Martina Lussi, reflet sonore d’un monde fragmenté

Martina Lussi est une artiste et productrice suisse, basée à Lucerne. Son travail, façonné par le son en tant que matériau artistique, se situe à mi-chemin entre les beaux arts, la musique et les performances. Elle dévoilait en septembre dernier Balance sur le label Präsens Editionen, un album qui interroge l’avant et l’après d’un monde proche de son point de rupture.

Depuis ses études à la Haute école des arts de Berne, Martina Lussi a placé le son et la recherche acoustique au cœur de son processus de création. Ses œuvres invitent l’auditeur à une immersion dans de vastes paysages sonores dans lesquels elle fait résonner textures synthétiques, instruments acoustiques et éléments naturels avec des fragments d’expressions humaines et des enregistrements de foules ou de sons industriels, se jouant des rythmes et des matériaux sonores pour refléter un monde en dispersion. 
Quelque temps avant son passage à Paris pour la PU$$Y NIGHTMARE, Manifesto XXI est allé à sa rencontre.

© Calypso Mahieu

Manifesto XXI – Comment décrirais-tu le paysage sonore de Lucerne ou plus largement celui de la Suisse ? 

Martina Lussi : Le paysage sonore de la Suisse est très calme, mais récemment, il y a eu le Carnaval. C’est la première fois que j’y suis confrontée de si près parce que j’ai déménagé dans un appartement dans la vieille ville au moment du Covid. C’est vraiment fou que les Suisses fêtent le Carnaval parce que c’est si fort, si bruyant et si chaotique, alors que d’habitude c’est complètement l’inverse : calme et tranquille. On peut entendre les cloches des vaches et des chèvres si on est à la campagne. Ce n’est pas seulement le paysage sonore, mais ce sont aussi les odeurs. Si on compare à Paris, c’est assez vert je dirais, et on est très proches de la forêt la plupart du temps, et des montagnes, du lac. Très près d’ici aussi, ils jouent du cor des Alpes. Mais c’est une façon très romantique de décrire la Suisse. Bien évidemment, il y a aussi des voitures et, surtout ici, des gens qui marchent, donc on peut trouver beaucoup de sons différents. 

Comment as-tu commencé à t’intéresser aux sons ? Et au field recording ? 

J’ai commencé à produire pendant mes études. J’ai appris à enregistrer des sons et à les sampler, les couper et les éditer dans un programme. Mon instrument était l’enregistreur audio et j’ai commencé à l’utiliser de toutes les manières possibles.

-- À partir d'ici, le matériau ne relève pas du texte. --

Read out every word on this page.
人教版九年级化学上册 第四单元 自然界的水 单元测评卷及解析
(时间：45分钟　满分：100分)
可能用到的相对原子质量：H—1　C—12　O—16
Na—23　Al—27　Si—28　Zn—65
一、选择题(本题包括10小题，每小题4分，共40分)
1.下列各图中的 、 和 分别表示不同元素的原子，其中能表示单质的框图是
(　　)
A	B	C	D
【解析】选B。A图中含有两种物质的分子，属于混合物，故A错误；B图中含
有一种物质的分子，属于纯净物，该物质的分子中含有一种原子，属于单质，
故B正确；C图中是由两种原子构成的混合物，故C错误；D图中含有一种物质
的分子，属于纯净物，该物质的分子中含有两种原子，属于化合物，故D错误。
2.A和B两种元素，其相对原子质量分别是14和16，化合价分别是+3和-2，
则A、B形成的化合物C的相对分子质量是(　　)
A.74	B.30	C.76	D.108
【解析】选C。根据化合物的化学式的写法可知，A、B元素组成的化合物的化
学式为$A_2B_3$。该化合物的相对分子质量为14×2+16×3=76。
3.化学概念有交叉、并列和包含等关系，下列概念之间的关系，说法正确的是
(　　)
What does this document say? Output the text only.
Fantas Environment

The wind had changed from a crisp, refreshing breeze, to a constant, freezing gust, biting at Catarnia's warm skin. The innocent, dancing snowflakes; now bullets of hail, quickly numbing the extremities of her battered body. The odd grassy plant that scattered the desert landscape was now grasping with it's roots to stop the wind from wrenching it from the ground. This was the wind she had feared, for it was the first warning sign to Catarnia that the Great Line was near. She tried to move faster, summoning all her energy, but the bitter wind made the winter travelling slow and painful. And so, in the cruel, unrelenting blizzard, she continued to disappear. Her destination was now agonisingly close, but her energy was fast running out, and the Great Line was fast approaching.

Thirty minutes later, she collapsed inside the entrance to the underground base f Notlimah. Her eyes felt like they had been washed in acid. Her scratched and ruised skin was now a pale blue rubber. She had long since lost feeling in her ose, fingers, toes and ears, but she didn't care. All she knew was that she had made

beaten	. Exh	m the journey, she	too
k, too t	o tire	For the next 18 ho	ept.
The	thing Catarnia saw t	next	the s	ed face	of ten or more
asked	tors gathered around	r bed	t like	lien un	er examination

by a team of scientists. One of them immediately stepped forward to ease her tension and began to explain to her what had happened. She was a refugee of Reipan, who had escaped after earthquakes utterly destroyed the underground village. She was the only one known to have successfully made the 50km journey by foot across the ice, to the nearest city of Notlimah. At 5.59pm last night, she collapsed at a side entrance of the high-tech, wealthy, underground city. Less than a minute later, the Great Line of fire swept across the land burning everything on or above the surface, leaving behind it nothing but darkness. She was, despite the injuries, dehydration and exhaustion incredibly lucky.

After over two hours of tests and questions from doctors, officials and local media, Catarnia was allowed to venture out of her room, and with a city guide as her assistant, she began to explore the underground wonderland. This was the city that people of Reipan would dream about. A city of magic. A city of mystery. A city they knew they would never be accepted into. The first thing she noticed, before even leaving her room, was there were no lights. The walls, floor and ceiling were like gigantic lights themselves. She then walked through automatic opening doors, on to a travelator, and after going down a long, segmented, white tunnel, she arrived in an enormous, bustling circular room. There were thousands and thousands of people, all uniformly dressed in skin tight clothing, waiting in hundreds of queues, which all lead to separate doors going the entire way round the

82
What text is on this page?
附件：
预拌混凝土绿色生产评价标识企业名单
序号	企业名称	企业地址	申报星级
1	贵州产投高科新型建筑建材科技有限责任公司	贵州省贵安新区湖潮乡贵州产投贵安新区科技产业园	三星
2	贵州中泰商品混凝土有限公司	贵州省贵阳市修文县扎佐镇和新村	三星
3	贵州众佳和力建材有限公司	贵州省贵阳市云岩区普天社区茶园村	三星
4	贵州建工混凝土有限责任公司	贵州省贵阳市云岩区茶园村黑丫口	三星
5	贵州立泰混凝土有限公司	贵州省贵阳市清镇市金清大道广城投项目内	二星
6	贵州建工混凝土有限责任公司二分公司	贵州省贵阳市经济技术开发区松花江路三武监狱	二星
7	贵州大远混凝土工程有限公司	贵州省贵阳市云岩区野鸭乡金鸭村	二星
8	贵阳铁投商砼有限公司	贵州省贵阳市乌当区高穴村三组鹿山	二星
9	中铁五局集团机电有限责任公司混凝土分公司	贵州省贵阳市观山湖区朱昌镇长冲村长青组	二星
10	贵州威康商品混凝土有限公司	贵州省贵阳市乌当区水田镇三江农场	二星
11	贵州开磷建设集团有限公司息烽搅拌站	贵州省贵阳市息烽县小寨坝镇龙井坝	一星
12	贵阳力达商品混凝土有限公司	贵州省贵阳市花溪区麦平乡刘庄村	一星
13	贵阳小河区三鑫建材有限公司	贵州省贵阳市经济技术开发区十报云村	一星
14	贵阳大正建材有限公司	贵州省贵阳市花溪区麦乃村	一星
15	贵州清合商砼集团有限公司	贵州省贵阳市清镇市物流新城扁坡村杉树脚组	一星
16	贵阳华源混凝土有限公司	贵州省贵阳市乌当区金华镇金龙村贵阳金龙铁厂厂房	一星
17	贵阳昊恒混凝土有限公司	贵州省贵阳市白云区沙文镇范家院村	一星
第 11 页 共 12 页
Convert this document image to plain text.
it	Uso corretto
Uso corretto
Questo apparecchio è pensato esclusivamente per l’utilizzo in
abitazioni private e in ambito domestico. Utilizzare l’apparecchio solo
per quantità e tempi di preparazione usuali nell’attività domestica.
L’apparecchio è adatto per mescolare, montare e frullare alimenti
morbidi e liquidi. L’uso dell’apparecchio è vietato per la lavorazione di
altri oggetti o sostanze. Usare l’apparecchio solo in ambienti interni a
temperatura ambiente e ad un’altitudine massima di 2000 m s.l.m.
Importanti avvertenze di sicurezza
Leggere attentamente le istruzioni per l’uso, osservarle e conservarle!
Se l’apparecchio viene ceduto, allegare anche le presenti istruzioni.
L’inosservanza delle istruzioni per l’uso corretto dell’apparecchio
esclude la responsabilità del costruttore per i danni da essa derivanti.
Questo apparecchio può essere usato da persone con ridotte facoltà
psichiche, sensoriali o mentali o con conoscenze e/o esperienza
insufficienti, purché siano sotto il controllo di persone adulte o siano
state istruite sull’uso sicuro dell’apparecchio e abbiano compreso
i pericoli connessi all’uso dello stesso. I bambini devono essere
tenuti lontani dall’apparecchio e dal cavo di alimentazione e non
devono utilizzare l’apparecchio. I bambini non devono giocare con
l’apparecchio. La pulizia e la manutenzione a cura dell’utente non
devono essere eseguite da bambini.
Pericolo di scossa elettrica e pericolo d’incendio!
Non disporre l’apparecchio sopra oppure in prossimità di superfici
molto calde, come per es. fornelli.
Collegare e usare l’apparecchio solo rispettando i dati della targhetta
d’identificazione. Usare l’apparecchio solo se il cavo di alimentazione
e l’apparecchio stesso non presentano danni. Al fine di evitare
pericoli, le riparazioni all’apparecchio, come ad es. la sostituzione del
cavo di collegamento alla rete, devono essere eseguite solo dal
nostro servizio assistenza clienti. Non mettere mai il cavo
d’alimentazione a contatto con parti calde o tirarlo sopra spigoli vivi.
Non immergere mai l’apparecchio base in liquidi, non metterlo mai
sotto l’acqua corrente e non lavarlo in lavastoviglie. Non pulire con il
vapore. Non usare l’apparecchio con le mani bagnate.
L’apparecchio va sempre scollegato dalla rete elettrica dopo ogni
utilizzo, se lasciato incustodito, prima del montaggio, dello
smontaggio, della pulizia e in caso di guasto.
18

D’abord, j’ai enregistré de la guitare, puis j’ai découvert que l’on pouvait enregistrer tout et n’importe quoi, donc je pense que ça a toujours fait partie de ma pratique. L’enregistreur audio ouvre tellement de possibilités : on est toujours en train de se promener et de chercher des sons. Donc, je pense que c’est comme ça que ça a commencé, mais ça a aussi évolué avec le temps. Je dirais qu’au début, j’enregistrais beaucoup de sons à l’intérieur d’espaces et puis j’ai découvert que c’était aussi intéressant de se promener et d’aller dans des endroits où il faudrait peut-être d’abord marcher pour ensuite obtenir les sons.

Donc, au début, c’était plus une pratique d’écoute…

Oui, parce que si on n’a pas de compétences techniques, la seule manière de débuter, c’est d’écouter. Au début, je me disais que je devais en savoir plus et être meilleure techniquement dans ce que je faisais. À un moment donné, j’ai compris que l’écoute était une sorte de technique que je pouvais utiliser ou dans laquelle je pouvais être bonne. Finalement, la technique évolue en écoutant toujours plus. 

Peux-tu m’en dire plus sur le lien que tu as avec le son aujourd’hui ?

J’ai commencé à m’intéresser aux constructions sonores, par exemple la reconstruction de sons enregistrés, c’est-à-dire ne pas seulement utiliser les sons enregistrés, mais reconstruire un souvenir de ces sons en studio. Je trouvais de plus en plus intéressant le fait de jouer avec les sons réels enregistrés et les sons recréés, puis de les mélanger ensemble et de rendre les frontières floues, de sorte que l’on ne puisse pas déterminer la source de chacun. Dernièrement, c’était aussi d’aller en extérieur et d’écouter sans avoir l’enregistreur avec moi, comme une pratique uniquement pour moi-même. Après avoir joué des concerts, après avoir produit, après avoir fait beaucoup de choses où des outils techniques étaient impliqués, aller dehors et juste être là et vivre le moment présent, c’est quelque chose que j’ai beaucoup fait ces derniers temps. Je travaille sur un projet de promenades sonores avec trois autres personnes qui aboutira très bientôt, et auquel nous incorporerons les sons de l’environnement. Les gens auront des casques et nous utiliserons différents microphones, nous mélangerons des sons en direct à d’autres sons préenregistrés et ensemble, nous nous promènerons avec ce paysage sonore.

Après avoir joué des concerts, après avoir produit, après avoir fait beaucoup de choses où des outils techniques étaient impliqués, aller dehors et juste être là et vivre le moment présent, c’est quelque chose que j’ai beaucoup fait ces derniers temps.

Martina Lussi

C’est une sorte de reconnexion avec la nature, d’une certaine manière ? 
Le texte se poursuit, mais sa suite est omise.